By: Dr. Geoffrey Modest
A recent study tested the hypothesis that it might be useful to initiate buprenorphine/naloxone treatment in the emergency room for patients with opioid dependence (see JAMA. 2015;313(16):1636-1644).
Details:
–329 opioid-dependent patients coming into a large urban teaching hospital emergency department in New Haven CT (mean age 31, 76% men, 75% white/7% black/16% hispanic, 41% high school grads/41% with at least some college, 52% full time employed, 32% with private or commercial insurance, 55% going to private physician or clinic for care. 34% came to ED seeking opioid treatment. 25% used only prescription opioids, 53% reported IV drug use. 88% smoked cigarettes, 55% used cocaine, 53% cannabis and 47% sedatives. alcohol use to the level of intoxication in 1/3 of the sample. >50% with prior psych treatment.
–Randomized to referral group (screening and refer for treatment); brief intervention (screening, brief intervention, and facilitated referral to community-based treatment service), or buprenorphine (screening, brief intervention, ED-initiated treatment with buprenorphine/naloxone, and followed frequently, about 1x every 1-2 weeks, in the hospital’s primary care center, then transferred at 10 weeks to either a community program or primary care clinic or were offered a 2-week detox program)
Results:
–Primary outcome (enrollment in and receiving addiction treatment 30 days after randomization): 78% of the buprenorphine group (89 of 114); 37% in the referral group (38 of 102); and 45% in the brief intervention group (50 of 111), (p<0.001)
–Secondary outcomes
–number of days of self-reported illicit opioid use/week: buprenorphine: decreased from 5.4 to 0.9; referral: decreased from 5.4 to 2.3; brief intervention: decreased from 5.6 to 2.4. (also p<0.001 for both time and intervention effects)
–-rates of urine tests which were negative: no difference between groups, all in the 43-58% range
–rates of HIV risk: no difference
–use of inpatient addiction treatment services: 11% in buprenorphine, 37% in referral, and 35% in brief intervention groups (p<0.001)

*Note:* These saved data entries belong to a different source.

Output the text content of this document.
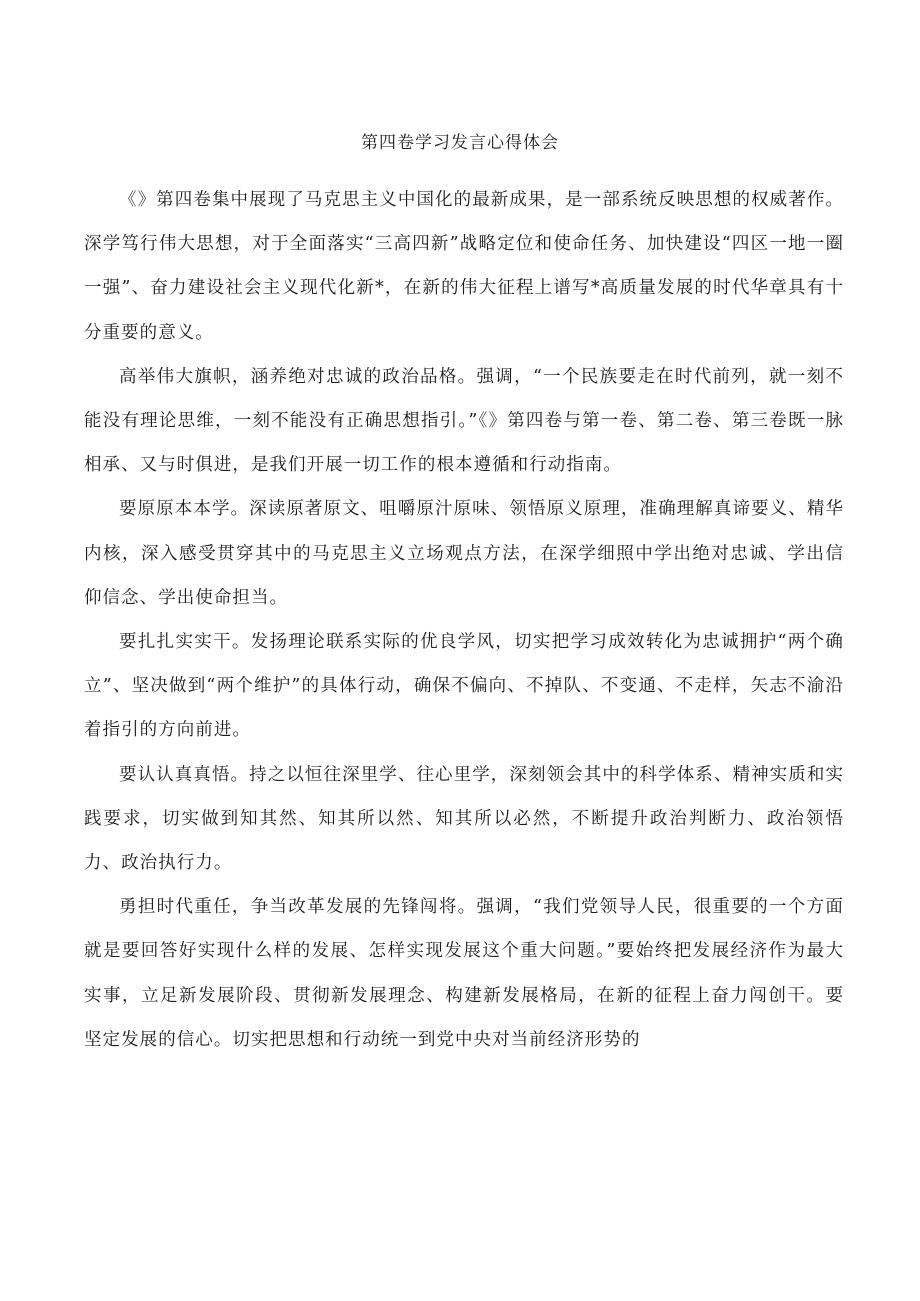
第四卷学习发言心得体会

《》第四卷集中展现了马克思主义中国化的最新成果，是一部系统反映思想的权威著作。深学笃行伟大思想，对于全面落实“三高四新”战略定位和使命任务、加快建设“四区一地一圈一强”、奋力建设社会主义现代化新*，在新的伟大征程上谱写*高质量发展的时代华章具有十分重要的意义。

高举伟大旗帜，涵养绝对忠诚的政治品格。强调，“一个民族要走在时代前列，就一刻不能没有理论思维，一刻不能没有正确思想指引。”《》第四卷与第一卷、第二卷、第三卷既一脉相承、又与时俱进，是我们开展一切工作的根本遵循和行动指南。

要原原本本学。深读原著原文、咀嚼原汁原味、领悟原义原理，准确理解真谛要义、精华内核，深入感受贯穿其中的马克思主义立场观点方法，在深学细照中学出绝对忠诚、学出信仰信念、学出使命担当。

要扎扎实实干。发扬理论联系实际的优良学风，切实把学习成效转化为忠诚拥护“两个确立”、坚决做到“两个维护”的具体行动，确保不偏向、不掉队、不变通、不走样，矢志不渝沿着指引的方向前进。

要认认真真悟。持之以恒往深里学、往心里学，深刻领会其中的科学体系、精神实质和实践要求，切实做到知其然、知其所以然、知其所以必然，不断提升政治判断力、政治领悟力、政治执行力。

勇担时代重任，争当改革发展的先锋闯将。强调，“我们党领导人民，很重要的一个方面就是要回答好实现什么样的发展、怎样实现发展这个重大问题。”要始终把发展经济作为最大实事，立足新发展阶段、贯彻新发展理念、构建新发展格局，在新的征程上奋力闯创干。要坚定发展的信心。切实把思想和行动统一到党中央对当前经济形势的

–post-hoc analysis: no difference in outcome if look at subgroup who came to the ED seeking opioid treatment
A timely study, given the just-released Massachusetts report of >1000 opioid-related deaths in 2014. this study has limitations in terms of its generalizability, with its short-term followup (though they argue that this short-term followup is the one that really tests the role of the ED in identifying and getting patients into care, but it would be best to see longer term results anyway), and there needs to be lots of systems developed to be able to replicate the study (establishing a consistent screening system in the ED, training providers in buprenorphine prescribing, having sufficient and accessible referral facilities in the community, having systems to bring patients into care within a few days of the ED visit, etc). So, it would be important to replicate this study elsewhere. but I am really impressed with buprenorphine as a medication that can really give motivated patients back their lives. I would estimate that at least 50% of my patients do fantastically (remain illicits-free, have relationships/jobs, can attend to their other med problems such as hepatitis C, etc). another 30+% have some problems staying completely off illicits, but are doing well/are very functional on buprenorphine, and a small percentage either drop out or need a more structured methadone program. And, I would agree with the study authors, giving buprenorphine in the ED setting is not fundamentally different from starting someone with concerning hypertension or hyperglycemia with appropriate drugs, and, as with buprenorphine as well, reinforces to the patient that we are taking this issue very seriously and it should have prompt treatment.